With 1. cxd4 losing to Nxb5, the first move has to be 1. b6, and the theme must be connected with the threat of promoting the pawn either on a8 or b8. Since 1 . . . Nc8 loses to 2. b7, Black must get his rook into position to stop the pawn, so it has to be 1 . . . Rd1+ 2. Kf2 (we reserve the right to change this to Kg2 if it improves matters later) Ra1]
Only with this cumbersome move can Black stop the pawn: instead Rb1 would lose to bxa7, while Bb3 or Bb1 lose to b7. (We now see 2. Kf2 was right: on g2 the king would have been vulnerable to a bishop check after Bb1.)
Now if it were Black's turn to play, he would be very short of moves. Any of Bb3, Bb1 or Nb5 would block the b-file and lose to b7. So White plays 3. h4] to begin a phase of play in which each side tries to run the other out of moves: 3 . . . e4 4. Kg2 (4. Ke3 Rc1] 5. Kd2 Ra1 surprisingly gets nowhere) e3 5. Kg3] and, with Rc1 no longer threatening a check on c3, Black can only resort to a series of rook checks.
5 . . . Rg1+ 6. Kf4 Rf1+ 7. Kg5 Rg1+ 8. Kh6 (safe at last) Ra1 and now comes the point: 9. h3]] and White wins. Any rook move loses to bxa7, bishop moves lose to b7, Nb5 and Nc8 lose to b7 and Nc6 loses to dxc6.
Bravo] Well, almost. There is something wrong, and to discover what it is we must return to the starting position. White still has all eight of his pawns, but how did they get to their present squares? Everything has drifted eastwards.

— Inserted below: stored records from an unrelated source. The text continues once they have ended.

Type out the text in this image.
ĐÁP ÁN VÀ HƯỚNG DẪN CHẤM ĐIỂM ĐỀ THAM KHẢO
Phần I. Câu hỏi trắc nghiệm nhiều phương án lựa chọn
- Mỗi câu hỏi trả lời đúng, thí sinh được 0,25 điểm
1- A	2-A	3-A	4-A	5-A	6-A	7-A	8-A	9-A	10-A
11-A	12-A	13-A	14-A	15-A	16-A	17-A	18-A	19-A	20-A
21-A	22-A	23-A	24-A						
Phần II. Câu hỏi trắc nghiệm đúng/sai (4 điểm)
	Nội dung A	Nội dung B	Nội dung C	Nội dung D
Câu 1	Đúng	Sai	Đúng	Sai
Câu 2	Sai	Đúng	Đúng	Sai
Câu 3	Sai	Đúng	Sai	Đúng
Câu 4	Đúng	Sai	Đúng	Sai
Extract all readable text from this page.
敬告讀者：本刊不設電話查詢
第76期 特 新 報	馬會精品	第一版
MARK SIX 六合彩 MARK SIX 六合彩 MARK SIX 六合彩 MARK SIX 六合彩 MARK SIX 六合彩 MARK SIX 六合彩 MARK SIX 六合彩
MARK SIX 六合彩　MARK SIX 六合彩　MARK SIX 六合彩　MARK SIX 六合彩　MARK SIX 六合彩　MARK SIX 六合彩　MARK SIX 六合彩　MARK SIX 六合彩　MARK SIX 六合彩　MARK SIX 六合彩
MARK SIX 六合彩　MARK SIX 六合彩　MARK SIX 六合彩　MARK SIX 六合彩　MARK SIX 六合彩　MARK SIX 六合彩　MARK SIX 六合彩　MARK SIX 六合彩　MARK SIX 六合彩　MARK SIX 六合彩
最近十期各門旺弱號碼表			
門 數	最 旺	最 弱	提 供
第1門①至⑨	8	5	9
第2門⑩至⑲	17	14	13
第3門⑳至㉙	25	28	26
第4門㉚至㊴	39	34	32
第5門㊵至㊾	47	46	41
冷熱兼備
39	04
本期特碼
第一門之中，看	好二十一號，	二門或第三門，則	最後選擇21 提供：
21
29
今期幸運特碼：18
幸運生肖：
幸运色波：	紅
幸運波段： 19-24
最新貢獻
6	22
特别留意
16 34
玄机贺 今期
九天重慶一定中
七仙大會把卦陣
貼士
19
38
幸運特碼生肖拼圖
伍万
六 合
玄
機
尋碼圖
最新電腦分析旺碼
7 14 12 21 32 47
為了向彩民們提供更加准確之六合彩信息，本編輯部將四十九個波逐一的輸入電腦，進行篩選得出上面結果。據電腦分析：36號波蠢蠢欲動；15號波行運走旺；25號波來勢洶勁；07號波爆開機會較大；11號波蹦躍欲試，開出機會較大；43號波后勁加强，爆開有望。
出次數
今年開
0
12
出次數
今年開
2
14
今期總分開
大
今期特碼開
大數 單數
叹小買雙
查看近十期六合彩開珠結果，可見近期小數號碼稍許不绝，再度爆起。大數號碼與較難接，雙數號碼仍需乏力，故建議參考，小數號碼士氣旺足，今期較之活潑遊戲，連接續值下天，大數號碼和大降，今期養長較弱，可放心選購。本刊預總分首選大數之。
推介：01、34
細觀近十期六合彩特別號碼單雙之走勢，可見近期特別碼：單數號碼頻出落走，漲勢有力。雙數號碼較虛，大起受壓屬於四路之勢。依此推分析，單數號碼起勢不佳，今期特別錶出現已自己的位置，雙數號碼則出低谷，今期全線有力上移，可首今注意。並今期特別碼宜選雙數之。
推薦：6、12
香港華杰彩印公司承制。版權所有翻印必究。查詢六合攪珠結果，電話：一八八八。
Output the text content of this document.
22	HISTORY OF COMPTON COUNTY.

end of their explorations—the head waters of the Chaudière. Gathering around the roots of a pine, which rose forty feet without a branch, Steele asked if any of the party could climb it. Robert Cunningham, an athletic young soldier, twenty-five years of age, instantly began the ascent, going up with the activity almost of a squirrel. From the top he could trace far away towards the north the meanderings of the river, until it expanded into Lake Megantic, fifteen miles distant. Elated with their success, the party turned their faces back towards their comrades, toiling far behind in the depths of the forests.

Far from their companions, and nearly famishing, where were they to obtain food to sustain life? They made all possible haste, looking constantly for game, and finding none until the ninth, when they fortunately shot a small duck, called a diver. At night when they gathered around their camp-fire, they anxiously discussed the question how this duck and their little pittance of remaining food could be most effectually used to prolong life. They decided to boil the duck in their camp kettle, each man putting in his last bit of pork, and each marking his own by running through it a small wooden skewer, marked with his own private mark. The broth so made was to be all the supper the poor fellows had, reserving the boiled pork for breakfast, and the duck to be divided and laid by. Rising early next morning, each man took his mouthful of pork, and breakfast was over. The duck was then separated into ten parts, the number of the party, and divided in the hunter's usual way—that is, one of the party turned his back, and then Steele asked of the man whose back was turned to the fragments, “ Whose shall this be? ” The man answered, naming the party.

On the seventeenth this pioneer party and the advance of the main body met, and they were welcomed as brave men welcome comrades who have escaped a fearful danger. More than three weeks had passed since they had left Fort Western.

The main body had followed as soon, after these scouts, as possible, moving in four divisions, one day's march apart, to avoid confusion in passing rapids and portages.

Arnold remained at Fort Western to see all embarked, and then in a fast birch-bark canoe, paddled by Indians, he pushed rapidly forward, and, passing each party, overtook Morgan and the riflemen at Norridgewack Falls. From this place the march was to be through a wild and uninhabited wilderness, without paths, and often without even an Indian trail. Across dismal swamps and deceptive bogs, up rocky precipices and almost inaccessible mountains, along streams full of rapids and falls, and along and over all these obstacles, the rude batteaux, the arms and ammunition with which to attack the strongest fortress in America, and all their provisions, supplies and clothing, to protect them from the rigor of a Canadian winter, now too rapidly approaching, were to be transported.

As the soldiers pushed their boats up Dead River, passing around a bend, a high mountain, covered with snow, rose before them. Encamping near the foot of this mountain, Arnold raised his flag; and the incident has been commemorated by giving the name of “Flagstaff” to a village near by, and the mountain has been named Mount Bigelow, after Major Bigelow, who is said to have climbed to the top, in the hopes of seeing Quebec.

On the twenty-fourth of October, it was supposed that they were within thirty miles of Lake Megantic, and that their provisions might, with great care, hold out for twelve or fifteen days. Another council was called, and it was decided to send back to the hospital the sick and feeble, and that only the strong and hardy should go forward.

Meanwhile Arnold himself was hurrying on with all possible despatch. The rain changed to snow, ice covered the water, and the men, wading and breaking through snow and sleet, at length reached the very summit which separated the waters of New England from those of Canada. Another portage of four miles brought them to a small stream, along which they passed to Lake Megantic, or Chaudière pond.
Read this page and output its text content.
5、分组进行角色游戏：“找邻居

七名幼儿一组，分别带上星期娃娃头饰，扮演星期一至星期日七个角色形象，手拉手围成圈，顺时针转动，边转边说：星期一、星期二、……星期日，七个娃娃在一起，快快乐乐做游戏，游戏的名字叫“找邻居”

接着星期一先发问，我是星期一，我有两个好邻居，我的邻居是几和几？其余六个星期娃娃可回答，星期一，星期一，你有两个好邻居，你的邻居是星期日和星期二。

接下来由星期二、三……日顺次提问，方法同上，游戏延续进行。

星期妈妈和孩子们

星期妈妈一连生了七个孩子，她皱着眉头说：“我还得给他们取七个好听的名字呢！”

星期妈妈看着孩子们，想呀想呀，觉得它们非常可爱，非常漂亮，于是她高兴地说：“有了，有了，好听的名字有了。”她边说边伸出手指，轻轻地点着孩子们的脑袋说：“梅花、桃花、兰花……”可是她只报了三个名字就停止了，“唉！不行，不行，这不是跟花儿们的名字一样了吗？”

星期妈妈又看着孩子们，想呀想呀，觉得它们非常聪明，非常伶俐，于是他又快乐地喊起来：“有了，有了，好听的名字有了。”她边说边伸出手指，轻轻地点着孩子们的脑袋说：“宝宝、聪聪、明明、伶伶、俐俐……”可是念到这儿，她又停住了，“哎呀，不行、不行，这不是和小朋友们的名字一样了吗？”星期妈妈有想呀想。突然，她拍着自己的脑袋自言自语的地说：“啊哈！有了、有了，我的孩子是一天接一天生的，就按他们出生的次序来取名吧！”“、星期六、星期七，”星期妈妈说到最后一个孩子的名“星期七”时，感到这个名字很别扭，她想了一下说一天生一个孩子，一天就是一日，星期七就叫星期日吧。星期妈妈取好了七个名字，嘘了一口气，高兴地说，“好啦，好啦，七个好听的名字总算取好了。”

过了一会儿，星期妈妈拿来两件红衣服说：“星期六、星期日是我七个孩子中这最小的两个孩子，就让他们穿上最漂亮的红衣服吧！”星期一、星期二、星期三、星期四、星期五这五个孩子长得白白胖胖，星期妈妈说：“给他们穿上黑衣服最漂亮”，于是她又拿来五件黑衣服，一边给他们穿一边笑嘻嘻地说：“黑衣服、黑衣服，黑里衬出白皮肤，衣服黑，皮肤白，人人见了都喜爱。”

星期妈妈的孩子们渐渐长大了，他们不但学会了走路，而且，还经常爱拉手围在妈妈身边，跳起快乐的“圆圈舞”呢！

The original g-pawn must have captured on h3, so the pawns currently on g6 and g7 must have begun life on f2 and d2, if not even further away. Adding it all up, we realise that to reach their current formation, White must have made at least eight captures, which is unfortunate since Black has nine men still on the board, making a total of only seven men captured. So the position is illegal and the whole study must be abandoned.
Sadly, Herbstman never did manage to set his elegant idea in a position that could not be convicted of breaking the law.